Les bureaux qui traitent les demandes de document de voyages pour les réfugiés ne sont pas accessibles, même pas par rendez-vous. « Nous n’avons même pas le droit de parler aux personnes qui traitent nos demandes, comment seront-ils au courant des situations que nous vivons ? », poursuit-il. Seuls les bureaux traitant les passeports pour les citoyens canadiens sont ouverts au public, par rendez-vous. Pour les passeports, des demandes peuvent même être déposées en personne et dans n’importe quel centre de service dans tout le pays, contrairement aux titres de voyage pour réfugiés et résidents permanents dont les demandes doivent obligatoirement être envoyées par la poste, au centre de Gatineau, le seul centre où tous les formulaires de tout le pays sont envoyés. 

Le Canada a des obligations légales envers les réfugiés

La loi canadienne reste imprécise sur la question de la circulation internationale des réfugiés et des résidents permanents. Ces derniers ont le droit de se déplacer dans tout le pays et d’établir leur résidence dans la province de leur choix, selon la disposition qu’on trouve dans l’Article 6 (2.a) de la Charte canadienne de droits et libertés portant sur la liberté de circulation et d’établissement.

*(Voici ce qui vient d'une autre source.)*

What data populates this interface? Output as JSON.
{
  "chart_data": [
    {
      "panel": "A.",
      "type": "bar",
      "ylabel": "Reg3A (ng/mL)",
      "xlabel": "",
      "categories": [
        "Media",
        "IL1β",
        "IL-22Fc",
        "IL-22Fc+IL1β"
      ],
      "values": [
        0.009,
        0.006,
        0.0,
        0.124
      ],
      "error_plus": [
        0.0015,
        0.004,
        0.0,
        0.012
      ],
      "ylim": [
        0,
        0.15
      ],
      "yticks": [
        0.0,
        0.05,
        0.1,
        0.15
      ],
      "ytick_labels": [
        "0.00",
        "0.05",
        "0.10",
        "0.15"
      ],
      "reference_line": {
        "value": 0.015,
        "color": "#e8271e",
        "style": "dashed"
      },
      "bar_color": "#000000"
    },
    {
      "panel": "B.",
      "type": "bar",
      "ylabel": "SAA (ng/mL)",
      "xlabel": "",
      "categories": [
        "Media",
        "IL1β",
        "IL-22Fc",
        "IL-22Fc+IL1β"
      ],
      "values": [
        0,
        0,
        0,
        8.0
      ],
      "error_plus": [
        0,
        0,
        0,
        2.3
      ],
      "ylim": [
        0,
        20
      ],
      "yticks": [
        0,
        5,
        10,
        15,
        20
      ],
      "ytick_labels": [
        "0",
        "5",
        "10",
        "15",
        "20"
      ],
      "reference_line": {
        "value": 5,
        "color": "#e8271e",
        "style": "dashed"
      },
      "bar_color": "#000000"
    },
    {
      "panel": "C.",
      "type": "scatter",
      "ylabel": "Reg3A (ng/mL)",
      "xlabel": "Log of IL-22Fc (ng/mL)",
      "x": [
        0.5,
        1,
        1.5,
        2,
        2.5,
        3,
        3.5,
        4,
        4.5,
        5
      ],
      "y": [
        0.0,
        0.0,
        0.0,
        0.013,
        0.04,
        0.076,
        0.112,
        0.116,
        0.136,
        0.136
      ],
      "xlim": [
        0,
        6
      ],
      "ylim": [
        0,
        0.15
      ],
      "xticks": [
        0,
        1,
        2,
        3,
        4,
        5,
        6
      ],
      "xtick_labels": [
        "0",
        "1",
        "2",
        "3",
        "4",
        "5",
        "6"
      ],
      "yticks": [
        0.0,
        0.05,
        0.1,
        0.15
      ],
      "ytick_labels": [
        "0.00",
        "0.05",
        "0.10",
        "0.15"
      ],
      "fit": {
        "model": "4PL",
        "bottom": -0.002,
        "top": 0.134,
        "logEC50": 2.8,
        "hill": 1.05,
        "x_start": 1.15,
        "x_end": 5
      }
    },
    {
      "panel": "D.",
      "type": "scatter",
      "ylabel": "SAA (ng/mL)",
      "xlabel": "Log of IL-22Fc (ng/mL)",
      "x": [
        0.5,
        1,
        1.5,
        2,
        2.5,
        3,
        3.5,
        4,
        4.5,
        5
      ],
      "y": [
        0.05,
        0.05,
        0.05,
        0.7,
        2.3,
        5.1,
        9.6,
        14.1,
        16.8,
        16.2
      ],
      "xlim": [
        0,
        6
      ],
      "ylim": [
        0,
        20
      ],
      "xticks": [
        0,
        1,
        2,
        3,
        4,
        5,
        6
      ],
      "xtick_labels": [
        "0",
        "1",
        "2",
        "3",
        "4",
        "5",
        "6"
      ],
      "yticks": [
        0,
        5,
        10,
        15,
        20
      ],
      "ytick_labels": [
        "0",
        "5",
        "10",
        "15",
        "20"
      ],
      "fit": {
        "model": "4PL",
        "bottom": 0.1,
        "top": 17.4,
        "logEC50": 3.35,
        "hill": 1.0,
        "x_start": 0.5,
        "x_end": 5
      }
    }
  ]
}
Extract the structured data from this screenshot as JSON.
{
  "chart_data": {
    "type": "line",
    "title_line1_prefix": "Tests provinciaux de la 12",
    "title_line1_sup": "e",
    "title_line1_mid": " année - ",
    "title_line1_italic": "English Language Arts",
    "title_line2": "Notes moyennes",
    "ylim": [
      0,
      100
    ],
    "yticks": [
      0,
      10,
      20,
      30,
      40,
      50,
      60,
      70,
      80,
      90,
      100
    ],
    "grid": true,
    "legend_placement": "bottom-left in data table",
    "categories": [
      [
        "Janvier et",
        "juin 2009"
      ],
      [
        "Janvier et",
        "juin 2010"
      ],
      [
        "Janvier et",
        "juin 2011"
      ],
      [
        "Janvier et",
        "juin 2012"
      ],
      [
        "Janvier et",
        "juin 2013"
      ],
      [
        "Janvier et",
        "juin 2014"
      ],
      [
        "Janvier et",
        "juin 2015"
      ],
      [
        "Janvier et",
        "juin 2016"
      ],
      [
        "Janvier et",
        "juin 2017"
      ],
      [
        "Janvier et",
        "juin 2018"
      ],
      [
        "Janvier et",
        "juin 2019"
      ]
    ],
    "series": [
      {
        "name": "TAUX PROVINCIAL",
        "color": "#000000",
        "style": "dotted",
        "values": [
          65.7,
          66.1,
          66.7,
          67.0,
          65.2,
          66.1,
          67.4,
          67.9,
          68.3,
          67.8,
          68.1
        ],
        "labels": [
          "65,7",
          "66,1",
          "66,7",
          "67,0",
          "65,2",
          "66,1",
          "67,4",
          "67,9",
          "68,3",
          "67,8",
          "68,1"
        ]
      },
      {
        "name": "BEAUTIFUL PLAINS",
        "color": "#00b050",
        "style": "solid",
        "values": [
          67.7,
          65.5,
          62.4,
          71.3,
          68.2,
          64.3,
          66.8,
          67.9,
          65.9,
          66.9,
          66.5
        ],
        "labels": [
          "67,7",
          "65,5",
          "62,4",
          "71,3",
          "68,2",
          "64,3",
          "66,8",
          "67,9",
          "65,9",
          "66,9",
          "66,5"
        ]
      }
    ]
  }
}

Toutefois, en ce qui concerne la circulation à l’extérieur des frontières canadiennes, la disposition 6 (1) du même article, qui fait référence à la circulation internationale, ne s’applique qu’aux citoyens canadiens. La libre circulation, qui est reconnue à toute personne dans l’Article 13 de la Déclaration universelle des droits de l’homme et dont le Canada est signataire, reste toujours limitée et même omise pour certaines personnes vivant à l’intérieur du Canada, parmi lesquelles les réfugiés détenant la résidence permanente. Le Canada a reconnu ses obligations légales spécifiquement aux réfugiés en signant la Convention relative au statut des réfugiés de 1951. L’article 28 (1) de cette convention oblige tous « les États contractants [à délivrer] aux réfugiés résidant régulièrement sur leur territoire des titres de voyage destinés à leur permettre de voyager hors de ce territoire à moins que des raisons impérieuses de sécurité nationale ou d’ordre public ne s’y opposent […] ». 

L’expérience de Michel illustre le manque de responsabilité observé aujourd’hui dans l’organisation hiérarchique des services publics. Malgré les inconsistances dans la bureaucratie étatique et le non-respect des droits garantis aux individus par des traités internationaux, le gouvernement canadien opère dans des conditions structurelles lui permettant de se détacher complètement de sa responsabilité. Toutefois, un système garantissant l’obligation de rendre des comptes est essentiel, non seulement pour un pays qui prône le respect de droits humains, mais aussi pour les personnes comme Michel.